Así se ha puesto de manifiesto en el encuentro organizado por la Confederación Española de Alzheimer, CEAFA, bajo el título: La importancia de la hidración en personas con problemas de deglución. Un encuentro que ha analizado con detalle cuáles son las consecuencias que puede acarrear a los pacientes esos problemas de deglución y cuáles son las señales de alerta ante posibles situaciones de deshidratación.

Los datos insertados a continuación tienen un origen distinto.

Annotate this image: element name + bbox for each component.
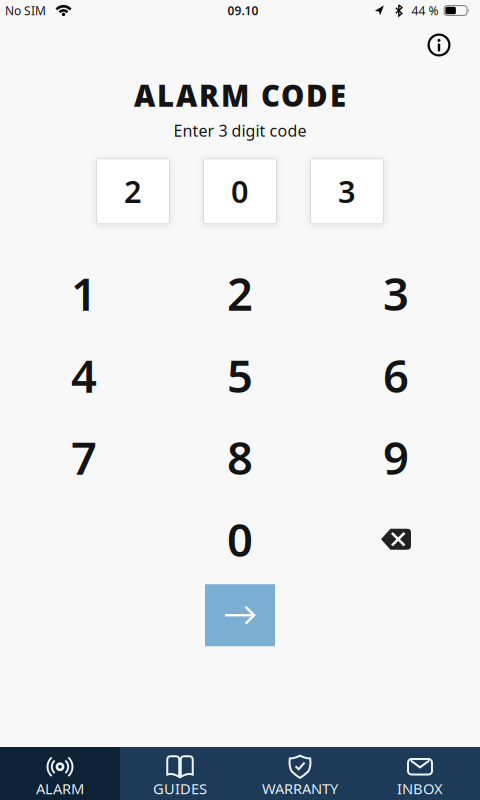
staticText: No SIM: [5, 2, 46, 18]
staticText: 5: [227, 345, 253, 405]
staticText: 9: [383, 427, 409, 487]
button[interactable]: 7: [9, 416, 159, 498]
button[interactable]: WARRANTY: [240, 747, 360, 800]
button[interactable]: GUIDES: [120, 747, 240, 800]
staticText: 1: [71, 263, 97, 323]
button[interactable]: 4: [9, 334, 159, 416]
staticText: 2: [124, 171, 142, 212]
button[interactable]: 1: [9, 252, 159, 334]
button[interactable]: 3: [321, 252, 471, 334]
staticText: 3: [338, 171, 356, 212]
staticText: 09.10: [228, 2, 258, 18]
staticText: ALARM: [36, 779, 84, 798]
staticText: 0: [231, 171, 249, 212]
button[interactable]: 6: [321, 334, 471, 416]
staticText: GUIDES: [153, 779, 207, 798]
button[interactable]: Delete: [321, 498, 471, 580]
button[interactable]: 8: [165, 416, 315, 498]
staticText: INBOX: [397, 779, 443, 798]
button[interactable]: INBOX: [360, 747, 480, 800]
button[interactable]: Submit code: [205, 584, 275, 646]
staticText: 6: [383, 345, 409, 405]
button[interactable]: 2: [165, 252, 315, 334]
staticText: 8: [227, 427, 253, 487]
button[interactable]: 5: [165, 334, 315, 416]
staticText: 3: [383, 263, 409, 323]
staticText: ALARM CODE: [134, 76, 346, 115]
button[interactable]: 0: [165, 498, 315, 580]
button[interactable]: 9: [321, 416, 471, 498]
staticText: 2: [227, 263, 253, 323]
button[interactable]: ALARM: [0, 747, 120, 800]
staticText: WARRANTY: [262, 779, 338, 798]
staticText: 44 %: [412, 2, 438, 18]
button[interactable]: Info: [424, 30, 454, 60]
staticText: 4: [71, 345, 97, 405]
staticText: Enter 3 digit code: [174, 120, 306, 141]
staticText: 7: [71, 427, 97, 487]
staticText: 0: [227, 509, 253, 569]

En personas con Alzheimer, las señales de deshidratación pueden ser similares a los de cualquier otra persona. Sin embargo, debido a los cambios cognitivos y de comunicación asociados con la enfermedad, puede ser más difícil reconocer estos síntomas en etapas avanzadas. Algunos de los signos más comunes de deshidratación en personas con Alzheimer son: sequedad en la boca y lengua; piel seca y pérdida de elasticidad; orina oscura y concentrada; fatiga, debilidad o letargo; confusión, dolor de cabeza o estreñimiento.
A medida que la enfermedad progresa, los cambios cognitivos y físicos asociados con el Alzheimer pueden afectar a los músculos y a las habilidades necesarias para tragar adecuadamente. La disfagia o la dificultad para tragar o tragar de manera segura y eficiente es un problema común ya que el 84% de las personas con Alzheimer lo presenta, lo que puede dar lugar a deficiencias nutricionales e hídricas.
La hidratación en las personas con disfagia se debe hacer siempre utilizando productos que garanticen la seguridad y eficacia de la deglución. Como reconoció en este encuentro la responsable del área de nutrición y desarrollo de Campofrío Healthcare, Romina Polo i Nolla, en estos casos es importante adaptar la viscosidad y el volumen, utilizando productos seguros cuya formulación sea la correcta para esta problemática, «como aguas gelificadas y espesantes y evitando las gelatinas comerciales, con el fin de prevenir que se produzca la broncoaspiración”.